Banu Mushtaq has been awarded the International Booker Prize for her poignant short story collection, Heart Lamp, per dw.com. This marks the first time a Kannada-language author has received the esteemed award for translated fiction, and the first time a collection of short stories has claimed the top honour.
The 77-year-old Indian author and activist shares the £50,000 prize with her translator, Deepa Bhasthi, who is also the first Indian translator to win the prize in its current format.
Heart Lamp, a compilation of stories penned over three decades, captivated the judges with its unique voice and insightful commentary on women’s lives, reproductive rights, faith, caste, power and oppression.
Max Porter, chair of the judging panel, lauded Heart Lamp as “something genuinely new for English readers,” praising its ability to weave the “extraordinary socio-political richness of other languages and dialects” into its narrative.

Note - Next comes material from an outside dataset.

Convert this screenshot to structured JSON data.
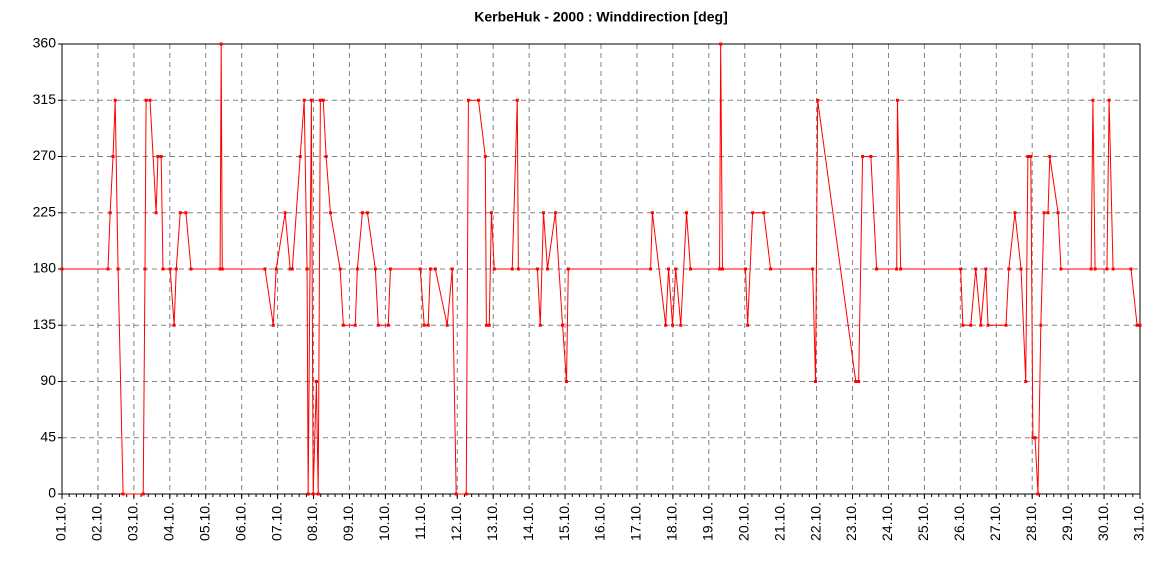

During her acceptance speech at London’s Tate Modern Museum, Mushtaq expressed her profound gratitude, emphasising that the win was “not as an individual but as a voice raised in chorus with so many others.” She beautifully articulated, “This moment feels like a thousand fireflies lighting a single sky — brief, brilliant and utterly collective.”
This historic win shines a global spotlight on Kannada literature, spoken by approximately 65 million people in southern India, and celebrates the power of translation in bridging cultures and voices.